Se você não quer saber nenhum conceito sobre o amor, ou também não está preocupado em encontrar a outra metade da laranja, então é aconselhável não ir até o cinema para assistir a Simplesmente amor. Sim, caro leitor, é um filme de amor, filme de pipoca, filme para você se sentir bem, filme de véspera de Natal, filme para dar beijocas, filme para ficar de mãos dadas e, para quem estiver sozinho, sair da sala cruzando os olhares.

A psicóloga Rose Costa defende a tese de sucesso desses filmes românticos; segundo a doutora, as pessoas andam muito sozinhas.

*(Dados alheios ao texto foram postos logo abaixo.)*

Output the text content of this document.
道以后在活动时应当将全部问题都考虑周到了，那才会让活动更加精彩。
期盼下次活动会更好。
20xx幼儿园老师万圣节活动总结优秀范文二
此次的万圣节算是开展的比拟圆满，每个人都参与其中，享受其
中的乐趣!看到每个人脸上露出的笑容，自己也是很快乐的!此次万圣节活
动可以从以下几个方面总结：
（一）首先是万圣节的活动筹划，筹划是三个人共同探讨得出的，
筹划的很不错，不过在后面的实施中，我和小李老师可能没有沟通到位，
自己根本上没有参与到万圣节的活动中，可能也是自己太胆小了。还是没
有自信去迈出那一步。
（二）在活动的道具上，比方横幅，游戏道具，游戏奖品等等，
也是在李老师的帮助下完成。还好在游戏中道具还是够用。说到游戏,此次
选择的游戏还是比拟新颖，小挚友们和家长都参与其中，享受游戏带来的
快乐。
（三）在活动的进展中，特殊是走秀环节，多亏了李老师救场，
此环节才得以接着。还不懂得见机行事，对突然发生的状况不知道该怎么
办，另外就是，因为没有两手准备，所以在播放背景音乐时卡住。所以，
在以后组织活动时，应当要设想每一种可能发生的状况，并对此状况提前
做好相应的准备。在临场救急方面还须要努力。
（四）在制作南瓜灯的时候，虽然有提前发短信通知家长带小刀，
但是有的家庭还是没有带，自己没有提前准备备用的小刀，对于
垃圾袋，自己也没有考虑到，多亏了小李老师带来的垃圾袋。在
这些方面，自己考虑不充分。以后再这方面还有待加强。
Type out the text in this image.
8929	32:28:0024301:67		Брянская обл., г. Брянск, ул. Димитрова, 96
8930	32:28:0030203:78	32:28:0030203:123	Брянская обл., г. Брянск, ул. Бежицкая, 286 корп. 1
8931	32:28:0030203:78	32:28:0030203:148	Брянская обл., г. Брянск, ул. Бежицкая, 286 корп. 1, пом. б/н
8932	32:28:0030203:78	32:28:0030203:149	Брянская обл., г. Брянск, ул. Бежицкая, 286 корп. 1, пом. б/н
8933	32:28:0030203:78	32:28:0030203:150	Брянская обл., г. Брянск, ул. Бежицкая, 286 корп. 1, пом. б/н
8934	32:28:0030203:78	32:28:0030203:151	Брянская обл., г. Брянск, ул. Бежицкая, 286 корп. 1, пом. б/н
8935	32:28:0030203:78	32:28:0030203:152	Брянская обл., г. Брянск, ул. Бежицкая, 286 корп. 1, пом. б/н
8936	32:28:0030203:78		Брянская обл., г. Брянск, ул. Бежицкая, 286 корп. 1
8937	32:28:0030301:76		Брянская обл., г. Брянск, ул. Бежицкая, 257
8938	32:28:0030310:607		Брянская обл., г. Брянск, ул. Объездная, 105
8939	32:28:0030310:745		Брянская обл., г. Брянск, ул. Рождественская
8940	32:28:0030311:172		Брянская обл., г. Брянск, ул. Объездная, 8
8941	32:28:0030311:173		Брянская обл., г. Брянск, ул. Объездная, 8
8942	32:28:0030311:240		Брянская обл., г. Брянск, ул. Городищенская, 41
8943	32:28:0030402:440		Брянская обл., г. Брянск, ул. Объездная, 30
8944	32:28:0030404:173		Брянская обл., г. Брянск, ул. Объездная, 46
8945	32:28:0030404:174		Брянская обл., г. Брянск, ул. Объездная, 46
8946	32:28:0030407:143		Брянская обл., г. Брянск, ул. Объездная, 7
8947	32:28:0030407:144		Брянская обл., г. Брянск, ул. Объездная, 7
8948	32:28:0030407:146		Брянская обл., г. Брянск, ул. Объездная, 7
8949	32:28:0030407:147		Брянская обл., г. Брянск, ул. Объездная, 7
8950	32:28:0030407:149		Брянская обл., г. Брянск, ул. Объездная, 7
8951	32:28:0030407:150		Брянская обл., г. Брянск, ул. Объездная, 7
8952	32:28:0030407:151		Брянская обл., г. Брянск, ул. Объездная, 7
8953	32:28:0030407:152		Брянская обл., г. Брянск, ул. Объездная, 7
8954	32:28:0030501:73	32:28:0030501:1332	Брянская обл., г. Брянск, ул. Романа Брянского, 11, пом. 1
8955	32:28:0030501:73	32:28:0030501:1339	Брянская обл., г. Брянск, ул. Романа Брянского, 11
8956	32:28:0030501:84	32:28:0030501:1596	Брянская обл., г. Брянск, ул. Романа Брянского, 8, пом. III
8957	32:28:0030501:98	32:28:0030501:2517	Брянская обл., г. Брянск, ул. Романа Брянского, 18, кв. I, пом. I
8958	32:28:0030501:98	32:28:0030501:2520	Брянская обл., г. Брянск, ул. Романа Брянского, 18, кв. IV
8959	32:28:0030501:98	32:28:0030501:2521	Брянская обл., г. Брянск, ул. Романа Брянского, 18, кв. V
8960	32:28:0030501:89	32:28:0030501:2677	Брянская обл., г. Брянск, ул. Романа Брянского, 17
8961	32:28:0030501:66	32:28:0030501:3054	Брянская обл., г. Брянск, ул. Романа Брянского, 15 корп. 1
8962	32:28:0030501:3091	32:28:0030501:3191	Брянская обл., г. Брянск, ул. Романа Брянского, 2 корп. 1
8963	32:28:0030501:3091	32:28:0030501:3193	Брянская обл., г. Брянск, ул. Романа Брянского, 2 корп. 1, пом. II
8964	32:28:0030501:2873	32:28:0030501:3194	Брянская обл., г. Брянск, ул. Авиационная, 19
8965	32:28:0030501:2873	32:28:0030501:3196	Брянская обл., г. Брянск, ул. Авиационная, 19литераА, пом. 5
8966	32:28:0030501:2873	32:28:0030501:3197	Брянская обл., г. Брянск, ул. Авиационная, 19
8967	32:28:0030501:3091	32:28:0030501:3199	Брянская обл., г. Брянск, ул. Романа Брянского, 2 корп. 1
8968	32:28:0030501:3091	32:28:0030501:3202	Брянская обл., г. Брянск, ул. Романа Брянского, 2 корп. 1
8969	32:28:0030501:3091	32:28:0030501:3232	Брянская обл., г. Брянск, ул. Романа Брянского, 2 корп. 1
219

A solidão cresce avassaladoramente.

A estudante Bárbara Britto assume o posto de solteirona convicta. Prestes a torna-se uma balzaquiana, a moça já recorreu a cartas, búzios, tarô, mãe de santo, despacho, internet. Procurou uma famosa cigana de Realengo. Tudo sem sucesso. A estudante afirma que o tão sonhado príncipe a la Henri Castelli anda escasso no mercado. A mulherada anda matando cachorro a grito! A solteirona pensa em recorrer aos serviços de madame Janete – a mesma que avisou à exuberante Hilda Furação que, antes de encontrar a tão sonhada felicidade, iria sofrer igual à Gata Borralheira. Pobre Hilda! Mas o próprio Roberto Drummond já havia me confessado que com Madame Janete era batata! Madame morava em Lagoa Santa, em Minas Gerais: foi vizinha de um tio de Gilberto Braga e havia garantido que Vale Tudo seria um marco na história das telenovelas.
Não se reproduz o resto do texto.